Die Überwachung erfordert die systematische Messung oder Beobachtung eines kritischen Kontrollpunktes im Hinblick auf die Grenzwerte.

Hier sind einige Beispiele, die im Vorfeld des Überwachungsverfahrens definiert werden sollten:

  • Vorgehensweise – Mindesthaltbarkeitsdatume, Temperatur des Kühlraums und Standzeit
  • Häufigkeit – wöchentlich oder täglich,
  • Zuständigkeit – Koch, Küchenleiter

e) “Festlegung von Korrekturmaßnahmen für den Fall, dass die Überwachung zeigt, dass ein kritischer Kontrollpunkt nicht unter Kontrolle ist,…”

Falls Messergebnisse von den kritischen Grenzwerten abweichen, müssen Korrekturmaßnahmen ergriffen werden.

Anhand des “Geflügelsalat”-Beispiels:

  • Entsorgen Sie die Mayonnaise oder das Huhn.
  • Nochmaliges Kühlen im Kühlschrank/-haus

Die Korrekturmaßnahmen und die verantwortlichen Personen müssen dokumentiert werden.

Was ist neu ab 01.01.2006?

f) “Festlegung von regelmäßig durchgeführten Verifizierungsverfahren, um festzustellen, ob den Vorschriften gemäß den Buchstaben a) bis e) entsprochen wird,…”

  • Verifizierung: Durch Überprüfen die Richtigkeit von etwas bestätigen
  • Überprüfung des HACCP-Systems auf seine Funktionsfähigkeit
  • Es bestätigt somit, dass im HACCP-Konzept wirksam, ordnungsgemäß und logisch gearbeitet wird.
  • Der Verifizierungsprozess sollte mindestens einmal im Jahr und im Falle von Änderungen der Verfahren oder Zusammensetzungen durchgeführt werden.
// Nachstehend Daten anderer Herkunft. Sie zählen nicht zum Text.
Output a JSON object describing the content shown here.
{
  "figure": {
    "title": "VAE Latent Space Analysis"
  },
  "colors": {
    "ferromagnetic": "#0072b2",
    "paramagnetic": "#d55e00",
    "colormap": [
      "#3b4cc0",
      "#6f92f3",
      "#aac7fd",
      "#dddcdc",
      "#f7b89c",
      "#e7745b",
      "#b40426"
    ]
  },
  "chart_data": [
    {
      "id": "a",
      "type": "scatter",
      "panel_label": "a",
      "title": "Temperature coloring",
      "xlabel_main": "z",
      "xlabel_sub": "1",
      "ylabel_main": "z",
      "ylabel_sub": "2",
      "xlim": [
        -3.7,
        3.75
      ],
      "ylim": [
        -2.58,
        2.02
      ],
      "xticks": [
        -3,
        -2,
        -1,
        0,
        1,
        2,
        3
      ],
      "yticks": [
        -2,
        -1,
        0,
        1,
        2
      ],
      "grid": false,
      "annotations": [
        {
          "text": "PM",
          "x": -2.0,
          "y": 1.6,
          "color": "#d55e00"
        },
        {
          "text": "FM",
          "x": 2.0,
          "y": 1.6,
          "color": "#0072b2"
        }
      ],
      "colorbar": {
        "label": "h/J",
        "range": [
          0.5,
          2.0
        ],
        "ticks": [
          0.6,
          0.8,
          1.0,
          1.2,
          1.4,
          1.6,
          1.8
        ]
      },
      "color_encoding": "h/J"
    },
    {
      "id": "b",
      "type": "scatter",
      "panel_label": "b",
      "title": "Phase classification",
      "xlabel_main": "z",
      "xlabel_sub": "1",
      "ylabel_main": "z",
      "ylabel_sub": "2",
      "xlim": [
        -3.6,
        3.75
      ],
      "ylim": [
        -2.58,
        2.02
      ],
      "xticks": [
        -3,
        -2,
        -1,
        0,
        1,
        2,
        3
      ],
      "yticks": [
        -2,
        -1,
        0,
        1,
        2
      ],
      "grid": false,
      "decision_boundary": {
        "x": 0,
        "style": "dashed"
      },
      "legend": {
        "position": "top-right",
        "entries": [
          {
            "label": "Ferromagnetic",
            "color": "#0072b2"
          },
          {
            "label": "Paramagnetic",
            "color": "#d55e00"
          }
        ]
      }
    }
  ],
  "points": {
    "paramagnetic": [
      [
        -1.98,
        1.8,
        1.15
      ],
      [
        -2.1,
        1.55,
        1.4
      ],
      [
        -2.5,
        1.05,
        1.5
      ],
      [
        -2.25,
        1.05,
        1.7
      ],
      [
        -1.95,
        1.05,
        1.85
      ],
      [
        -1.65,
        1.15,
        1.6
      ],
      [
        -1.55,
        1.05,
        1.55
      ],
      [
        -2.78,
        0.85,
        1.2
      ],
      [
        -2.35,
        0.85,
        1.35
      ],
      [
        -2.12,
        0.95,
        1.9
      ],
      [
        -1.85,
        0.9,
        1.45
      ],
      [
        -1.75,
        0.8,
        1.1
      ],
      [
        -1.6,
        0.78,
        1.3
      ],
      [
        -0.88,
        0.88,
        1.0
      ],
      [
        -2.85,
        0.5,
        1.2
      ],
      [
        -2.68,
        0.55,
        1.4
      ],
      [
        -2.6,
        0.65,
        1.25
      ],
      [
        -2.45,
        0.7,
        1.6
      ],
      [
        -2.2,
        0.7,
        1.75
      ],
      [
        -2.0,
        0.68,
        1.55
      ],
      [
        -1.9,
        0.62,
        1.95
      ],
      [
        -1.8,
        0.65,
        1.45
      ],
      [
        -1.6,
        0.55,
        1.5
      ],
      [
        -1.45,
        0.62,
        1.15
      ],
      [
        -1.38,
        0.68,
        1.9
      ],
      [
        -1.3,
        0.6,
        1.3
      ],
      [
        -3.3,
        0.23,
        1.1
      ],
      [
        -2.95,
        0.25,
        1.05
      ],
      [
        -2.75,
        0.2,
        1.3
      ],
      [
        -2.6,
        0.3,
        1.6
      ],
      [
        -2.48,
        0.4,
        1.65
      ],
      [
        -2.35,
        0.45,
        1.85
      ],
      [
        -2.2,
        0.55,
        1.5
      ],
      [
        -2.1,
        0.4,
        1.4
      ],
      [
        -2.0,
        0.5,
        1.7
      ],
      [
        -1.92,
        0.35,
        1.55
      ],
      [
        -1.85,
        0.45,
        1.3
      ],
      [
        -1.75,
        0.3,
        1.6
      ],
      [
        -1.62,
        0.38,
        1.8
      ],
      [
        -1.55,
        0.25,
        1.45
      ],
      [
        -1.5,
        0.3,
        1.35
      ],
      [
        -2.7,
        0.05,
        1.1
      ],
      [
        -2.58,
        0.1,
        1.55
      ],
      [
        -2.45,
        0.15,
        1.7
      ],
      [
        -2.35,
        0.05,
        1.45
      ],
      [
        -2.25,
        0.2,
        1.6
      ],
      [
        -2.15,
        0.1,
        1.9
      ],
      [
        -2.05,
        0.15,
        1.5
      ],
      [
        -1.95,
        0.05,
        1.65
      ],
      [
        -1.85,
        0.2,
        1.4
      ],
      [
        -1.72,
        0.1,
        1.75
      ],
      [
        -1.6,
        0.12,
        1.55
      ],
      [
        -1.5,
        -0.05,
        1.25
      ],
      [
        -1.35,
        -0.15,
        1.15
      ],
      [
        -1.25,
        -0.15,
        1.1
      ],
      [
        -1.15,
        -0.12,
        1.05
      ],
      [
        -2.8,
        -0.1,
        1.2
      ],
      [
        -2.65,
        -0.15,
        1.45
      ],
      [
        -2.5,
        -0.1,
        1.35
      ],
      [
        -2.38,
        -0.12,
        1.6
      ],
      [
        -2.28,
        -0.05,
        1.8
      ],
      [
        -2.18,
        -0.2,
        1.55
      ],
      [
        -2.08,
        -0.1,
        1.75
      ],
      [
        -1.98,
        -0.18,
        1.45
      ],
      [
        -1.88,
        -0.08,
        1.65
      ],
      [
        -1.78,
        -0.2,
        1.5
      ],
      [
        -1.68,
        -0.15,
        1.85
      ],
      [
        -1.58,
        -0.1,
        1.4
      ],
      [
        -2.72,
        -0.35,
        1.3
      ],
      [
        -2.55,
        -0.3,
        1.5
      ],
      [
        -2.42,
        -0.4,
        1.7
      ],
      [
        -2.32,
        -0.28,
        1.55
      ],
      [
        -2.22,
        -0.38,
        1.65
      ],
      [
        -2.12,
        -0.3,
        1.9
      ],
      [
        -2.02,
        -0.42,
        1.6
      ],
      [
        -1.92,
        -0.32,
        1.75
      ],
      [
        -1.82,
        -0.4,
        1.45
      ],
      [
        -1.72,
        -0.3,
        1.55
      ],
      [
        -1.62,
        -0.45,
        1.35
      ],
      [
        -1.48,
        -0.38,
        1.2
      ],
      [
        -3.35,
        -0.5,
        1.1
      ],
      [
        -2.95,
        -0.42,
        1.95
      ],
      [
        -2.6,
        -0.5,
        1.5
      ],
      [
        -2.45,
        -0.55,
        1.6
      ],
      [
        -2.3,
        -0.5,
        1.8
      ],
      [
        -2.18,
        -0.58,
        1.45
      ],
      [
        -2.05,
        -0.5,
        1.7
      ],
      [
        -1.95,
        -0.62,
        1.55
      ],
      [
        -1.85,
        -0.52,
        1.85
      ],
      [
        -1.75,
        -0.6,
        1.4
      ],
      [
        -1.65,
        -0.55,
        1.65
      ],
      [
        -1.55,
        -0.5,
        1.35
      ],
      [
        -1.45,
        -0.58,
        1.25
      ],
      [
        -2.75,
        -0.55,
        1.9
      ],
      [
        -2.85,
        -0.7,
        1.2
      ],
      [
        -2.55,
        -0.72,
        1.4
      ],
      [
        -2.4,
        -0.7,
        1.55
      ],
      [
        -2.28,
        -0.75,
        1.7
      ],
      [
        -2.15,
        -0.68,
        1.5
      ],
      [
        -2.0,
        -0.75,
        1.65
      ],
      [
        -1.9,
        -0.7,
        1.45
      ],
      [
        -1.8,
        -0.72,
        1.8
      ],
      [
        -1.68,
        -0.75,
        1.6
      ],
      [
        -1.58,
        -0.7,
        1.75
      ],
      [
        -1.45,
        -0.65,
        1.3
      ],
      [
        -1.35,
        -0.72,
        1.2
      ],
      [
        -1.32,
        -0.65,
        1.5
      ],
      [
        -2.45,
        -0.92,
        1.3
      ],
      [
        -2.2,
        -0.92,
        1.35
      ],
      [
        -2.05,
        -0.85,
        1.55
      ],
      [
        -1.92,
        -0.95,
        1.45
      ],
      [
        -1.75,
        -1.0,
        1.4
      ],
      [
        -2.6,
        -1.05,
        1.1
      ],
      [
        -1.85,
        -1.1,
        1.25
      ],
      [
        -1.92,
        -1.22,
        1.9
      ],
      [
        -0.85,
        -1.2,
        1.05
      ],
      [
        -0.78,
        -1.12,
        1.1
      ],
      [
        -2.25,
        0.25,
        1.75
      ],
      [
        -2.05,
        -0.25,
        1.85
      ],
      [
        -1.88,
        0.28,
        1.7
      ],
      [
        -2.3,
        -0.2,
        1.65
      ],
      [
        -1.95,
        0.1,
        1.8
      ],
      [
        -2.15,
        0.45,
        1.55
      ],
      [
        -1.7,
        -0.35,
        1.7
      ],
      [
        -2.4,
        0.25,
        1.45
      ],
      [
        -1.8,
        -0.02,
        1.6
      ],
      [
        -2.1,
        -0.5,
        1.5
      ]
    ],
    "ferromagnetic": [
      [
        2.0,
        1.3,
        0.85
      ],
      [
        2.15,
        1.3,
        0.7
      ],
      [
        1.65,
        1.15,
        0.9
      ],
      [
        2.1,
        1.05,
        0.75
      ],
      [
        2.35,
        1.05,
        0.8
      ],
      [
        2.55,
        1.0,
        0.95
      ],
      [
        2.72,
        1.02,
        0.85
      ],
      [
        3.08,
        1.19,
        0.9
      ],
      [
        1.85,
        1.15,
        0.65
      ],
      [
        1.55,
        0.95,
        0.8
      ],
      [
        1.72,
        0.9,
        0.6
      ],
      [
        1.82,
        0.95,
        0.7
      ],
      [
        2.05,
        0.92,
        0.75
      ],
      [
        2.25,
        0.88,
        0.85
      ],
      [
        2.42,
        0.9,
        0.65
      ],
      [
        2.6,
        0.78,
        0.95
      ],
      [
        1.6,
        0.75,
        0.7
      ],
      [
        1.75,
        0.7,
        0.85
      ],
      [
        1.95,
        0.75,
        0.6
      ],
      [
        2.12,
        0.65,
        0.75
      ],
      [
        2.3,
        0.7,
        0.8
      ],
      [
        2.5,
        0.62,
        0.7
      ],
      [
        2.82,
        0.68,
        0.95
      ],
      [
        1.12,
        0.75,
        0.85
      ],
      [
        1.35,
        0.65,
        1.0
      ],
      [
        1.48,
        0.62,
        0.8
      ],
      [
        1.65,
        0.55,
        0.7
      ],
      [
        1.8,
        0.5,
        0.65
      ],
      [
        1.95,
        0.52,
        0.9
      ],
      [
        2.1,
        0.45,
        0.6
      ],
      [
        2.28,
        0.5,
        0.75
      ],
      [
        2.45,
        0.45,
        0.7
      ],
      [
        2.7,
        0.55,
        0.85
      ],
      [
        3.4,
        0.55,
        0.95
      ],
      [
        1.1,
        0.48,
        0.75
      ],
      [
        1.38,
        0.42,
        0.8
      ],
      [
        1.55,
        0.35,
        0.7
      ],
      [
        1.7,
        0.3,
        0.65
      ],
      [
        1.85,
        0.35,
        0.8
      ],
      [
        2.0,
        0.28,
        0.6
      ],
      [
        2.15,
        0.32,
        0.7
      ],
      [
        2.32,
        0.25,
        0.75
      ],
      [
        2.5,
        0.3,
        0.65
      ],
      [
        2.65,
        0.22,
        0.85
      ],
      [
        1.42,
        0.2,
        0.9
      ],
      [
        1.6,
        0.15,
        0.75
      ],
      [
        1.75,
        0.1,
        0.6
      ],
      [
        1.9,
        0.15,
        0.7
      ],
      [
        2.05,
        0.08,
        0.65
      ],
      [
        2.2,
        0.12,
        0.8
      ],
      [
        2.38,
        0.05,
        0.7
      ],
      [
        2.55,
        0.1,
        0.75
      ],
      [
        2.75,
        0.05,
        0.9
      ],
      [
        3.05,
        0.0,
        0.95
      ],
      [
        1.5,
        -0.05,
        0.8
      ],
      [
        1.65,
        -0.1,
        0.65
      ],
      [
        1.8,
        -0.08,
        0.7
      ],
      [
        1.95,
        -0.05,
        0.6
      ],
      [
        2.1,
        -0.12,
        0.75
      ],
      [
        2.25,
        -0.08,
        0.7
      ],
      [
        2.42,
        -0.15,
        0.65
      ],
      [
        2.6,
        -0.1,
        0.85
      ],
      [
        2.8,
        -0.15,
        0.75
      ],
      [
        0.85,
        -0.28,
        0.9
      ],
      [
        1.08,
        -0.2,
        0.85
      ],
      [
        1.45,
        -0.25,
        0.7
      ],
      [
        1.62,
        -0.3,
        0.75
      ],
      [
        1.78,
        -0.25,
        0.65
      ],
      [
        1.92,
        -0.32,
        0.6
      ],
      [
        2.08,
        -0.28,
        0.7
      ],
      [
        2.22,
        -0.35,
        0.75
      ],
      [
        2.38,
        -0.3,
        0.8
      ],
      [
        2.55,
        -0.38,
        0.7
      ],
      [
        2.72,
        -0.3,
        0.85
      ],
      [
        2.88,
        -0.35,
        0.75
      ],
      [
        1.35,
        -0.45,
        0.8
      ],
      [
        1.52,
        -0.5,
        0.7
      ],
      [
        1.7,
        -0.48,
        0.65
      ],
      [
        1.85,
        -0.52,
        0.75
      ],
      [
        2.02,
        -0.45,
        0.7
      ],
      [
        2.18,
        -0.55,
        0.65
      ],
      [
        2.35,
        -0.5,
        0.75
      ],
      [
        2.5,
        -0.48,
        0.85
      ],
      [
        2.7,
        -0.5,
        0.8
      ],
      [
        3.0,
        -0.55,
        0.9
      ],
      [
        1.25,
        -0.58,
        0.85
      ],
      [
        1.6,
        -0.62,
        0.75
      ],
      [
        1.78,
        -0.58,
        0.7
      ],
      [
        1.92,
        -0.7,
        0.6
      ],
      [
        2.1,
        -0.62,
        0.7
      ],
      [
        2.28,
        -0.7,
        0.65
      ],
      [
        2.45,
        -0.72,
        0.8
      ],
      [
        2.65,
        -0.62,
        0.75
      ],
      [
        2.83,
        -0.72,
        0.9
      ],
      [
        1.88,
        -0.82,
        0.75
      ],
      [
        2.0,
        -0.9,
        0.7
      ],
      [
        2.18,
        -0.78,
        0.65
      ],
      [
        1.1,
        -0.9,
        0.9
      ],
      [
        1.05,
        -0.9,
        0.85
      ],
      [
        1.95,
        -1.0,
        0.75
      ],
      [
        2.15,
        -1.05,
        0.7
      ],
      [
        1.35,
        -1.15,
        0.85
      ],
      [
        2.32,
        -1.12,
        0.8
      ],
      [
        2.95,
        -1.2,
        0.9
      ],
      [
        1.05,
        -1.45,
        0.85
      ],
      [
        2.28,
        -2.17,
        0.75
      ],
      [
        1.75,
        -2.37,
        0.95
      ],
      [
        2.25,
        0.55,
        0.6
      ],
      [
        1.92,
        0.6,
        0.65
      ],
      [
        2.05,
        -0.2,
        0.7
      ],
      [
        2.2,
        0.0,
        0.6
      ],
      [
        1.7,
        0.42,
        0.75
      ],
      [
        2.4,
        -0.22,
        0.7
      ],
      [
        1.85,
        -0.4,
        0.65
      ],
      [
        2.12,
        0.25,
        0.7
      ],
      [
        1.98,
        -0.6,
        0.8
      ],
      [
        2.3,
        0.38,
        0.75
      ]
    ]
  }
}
Eine Änderung kann beispielsweise eine Erweiterung der Produktpalette sein.

g) “Erstellung von Dokumenten und Aufzeichnungen, die der Art und Größe des Lebensmittelunternehmens angemessen sind, um nachweisen zu können, dass den Vorschriften gemäß den Buchstaben a) bis f) entsprochen wird,…”

Alle HACCP-Stufen müssen dokumentiert werden, um vollständige Unterlagen für Nachweiszwecke oder für Kontrollen durch Aufsichtsbeamte bereit zu stellen.

Außerdem ist das HACCP-Konzept ein wertvolles Mittel, um der Verpflichtung zu entsprechen, dem Kunden im Falle einer Beschwerde oder Lebensmittelvergiftung gemäß dem Produkthaftungsgesetz einen Nachweis zu erbringen.

HACCP-Dokumente müssen ohne Ausnahme über das Verfallsdatum des Produktes hinaus aufbewahrt werden.

ACHTUNG

Gemäß dem EU-Recht sind Lebensmittelunternehmer verpflichtet:

  • den Behörden Nachweis zu erbringen, dass sie den HACCP-Grundsätzen entsprechen,
  • Dokumente zum Verfahren auf dem Laufenden zu halten,
  • Dokumente und Unterlagen für einen angemessenen Zeitraum aufzubewahren (mind. 1 Jahr).